Покончив с анализом эстетической специфики пространственных форм, Бахтин в четвертой главе своего трактата переходит к исследованию «временно́го целого героя» и к «проблеме внутреннего человека — души». У того, кто просто перелистывает труд Бахтина или просматривает его оглавление, скорее всего, возникнет ощущение недостаточной мотивированности сцепления таких понятий, как «время» и «душа», которые, конечно, могут соседствовать в контексте самых разных рассуждений, но их конгруэнтность, обеспечивающая функционирование в системе «заголовок» — «подзаголовок», не слишком очевидна. Однако при чтении четвертой главы нерасторжимость союза времени и души более или менее проясняется.

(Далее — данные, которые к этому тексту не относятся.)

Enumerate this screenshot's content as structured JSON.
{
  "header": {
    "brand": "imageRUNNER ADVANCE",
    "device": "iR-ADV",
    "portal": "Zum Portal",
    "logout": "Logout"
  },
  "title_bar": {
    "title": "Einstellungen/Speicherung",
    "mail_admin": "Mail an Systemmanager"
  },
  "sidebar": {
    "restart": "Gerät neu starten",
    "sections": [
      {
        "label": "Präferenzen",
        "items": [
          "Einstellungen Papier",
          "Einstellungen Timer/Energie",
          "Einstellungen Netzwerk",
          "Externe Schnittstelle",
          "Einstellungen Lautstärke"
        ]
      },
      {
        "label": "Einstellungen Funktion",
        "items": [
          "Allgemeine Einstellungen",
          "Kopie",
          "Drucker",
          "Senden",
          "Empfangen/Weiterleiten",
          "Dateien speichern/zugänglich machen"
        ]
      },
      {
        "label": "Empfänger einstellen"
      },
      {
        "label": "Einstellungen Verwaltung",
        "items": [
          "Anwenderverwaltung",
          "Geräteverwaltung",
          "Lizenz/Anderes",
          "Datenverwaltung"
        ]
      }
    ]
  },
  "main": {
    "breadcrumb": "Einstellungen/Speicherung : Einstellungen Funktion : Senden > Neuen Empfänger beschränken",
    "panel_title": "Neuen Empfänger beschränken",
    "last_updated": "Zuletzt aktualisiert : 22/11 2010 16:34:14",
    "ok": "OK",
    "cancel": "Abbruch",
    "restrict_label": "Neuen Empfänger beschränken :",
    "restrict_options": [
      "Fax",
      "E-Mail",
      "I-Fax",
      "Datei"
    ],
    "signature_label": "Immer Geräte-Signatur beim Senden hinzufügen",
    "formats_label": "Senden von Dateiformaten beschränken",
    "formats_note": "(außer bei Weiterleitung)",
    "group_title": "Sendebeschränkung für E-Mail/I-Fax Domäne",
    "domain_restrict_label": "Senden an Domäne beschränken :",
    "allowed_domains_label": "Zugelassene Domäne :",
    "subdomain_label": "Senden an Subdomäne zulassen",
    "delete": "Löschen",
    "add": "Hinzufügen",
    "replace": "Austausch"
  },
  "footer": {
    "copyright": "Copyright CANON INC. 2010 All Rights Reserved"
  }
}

Обосновав ранее «эстетическое осмысление и устроение внешнего тела и его мира» как «дар другого сознания — автора-созерцателя герою», Бахтин захотел сделать то же самое применительно к «внутреннему человеку», то есть к тому загадочному некто, кто находится внутри внешнего тела и, подобно мозгообразному Крэнгу из «Черепашек-ниндзя», им управляет. Не тратя, видимо, много усилий на поиск словесного обозначения этого некто и, скорее всего, понимая, что термин «внутренний человек» может вызвать большое число не слишком правомерных ассоциаций (вплоть до обитателя Троянского коня), Бахтин решительно — и без каких-либо пояснений — нарекает указанную безымянную инстанцию спасительным и поливалентным словом «душа». Тут же, впрочем, он дает душе ряд определений, которые, правда, предпочитают кутаться в туман художественных красот, а не в прозрачные одеяния логической точности. Душа, в дефинициях Бахтина, — это «данное, художественно переживаемое целое внутренней жизни героя»; вместе с тем «это дух, как он выглядит извне, в другом».
Было бы напрасным трудом надеяться найти в бахтинском трактате внятное определение «внутренней жизни» (всё ли, что роится и клубится в сознании человека, имеет к ней отношение; как соотносятся с «внутренней жизнью» сознательное и бессознательное; когда собственно «художественное» переживание начинает уступать место другому типу восприятия?) или четкое обозначение того, чем является дух, противополагаемый душе. Вместо этого мы привычно наблюдаем почти арабскую вязь произвольно созданных понятий и сплошную череду побед интуитивного над дискурсивным. Бахтина, впрочем, это мало заботит, поскольку главное, что он стремится доказать в зачине четвертой главы, — идентичность принципов создания души законам создания формы. Доказательство сводится у него к повторению прежних аргументов и характеристик, с той только разницей, что пристыковываются они уже не к «внешнему» человеку, а к феномену души. Фактически Бахтин использует прием, который известен композиторам под названием «остинато»: как сочинители музыкальных произведений могли многократно повторять одну и ту же фразу, так и Бахтин не отказывает себе в удовольствии раз за разом воспроизводить один и тот же риторический оборот.
Поэтому тезис о том, что форма не может возникнуть изнутри, дублируется у него положением, согласно которому «изнутри меня самого души как данного, уже наличного во мне ценностного целого нет», что внутренняя жизнь «не может породить души, но лишь дурную и разрозненную субъективность». Чем субъективность отличается от души, Бахтин, разумеется, и не думает объяснять, зато достает из запасников предыдущей главы одну из формул («отпущение и благодать нисходят от Автора») и слегка ее подновляет, заявляя, что «душа нисходит», снова, конечно, от автора, «как благодать на грешника, как дар незаслуженный и нежданный». Душа, подобно форме внешнего человека, возникает на границе между автором и героем. Переживая внутреннюю жизнь героя, стремясь к ее пониманию, автор своими «внутренними очами», отличающимися от «физических внешних» глаз, «любовно созерцает… закрепляет, оформляет, милует, ласкает» внешность его души. Поскольку Бахтин говорит именно о внешности души, а не о ней самой как таковой, возникает ощущение очередной подмены понятий: все время разглагольствуя о душе, о ее принципиальном несходстве с духом, он, как выясняется, имеет в виду душевную оболочку, степень совпадения которой с душой настоятельно требует уточнений, но их читатель тоже, понятное дело, не получит. Он узнаёт, что «внешность души другого» — это «как бы тончайшая внутренняя плоть», являющаяся одновременно «интуитивно-воззрительной художественной индивидуальностью: характером, типом, положением и проч.».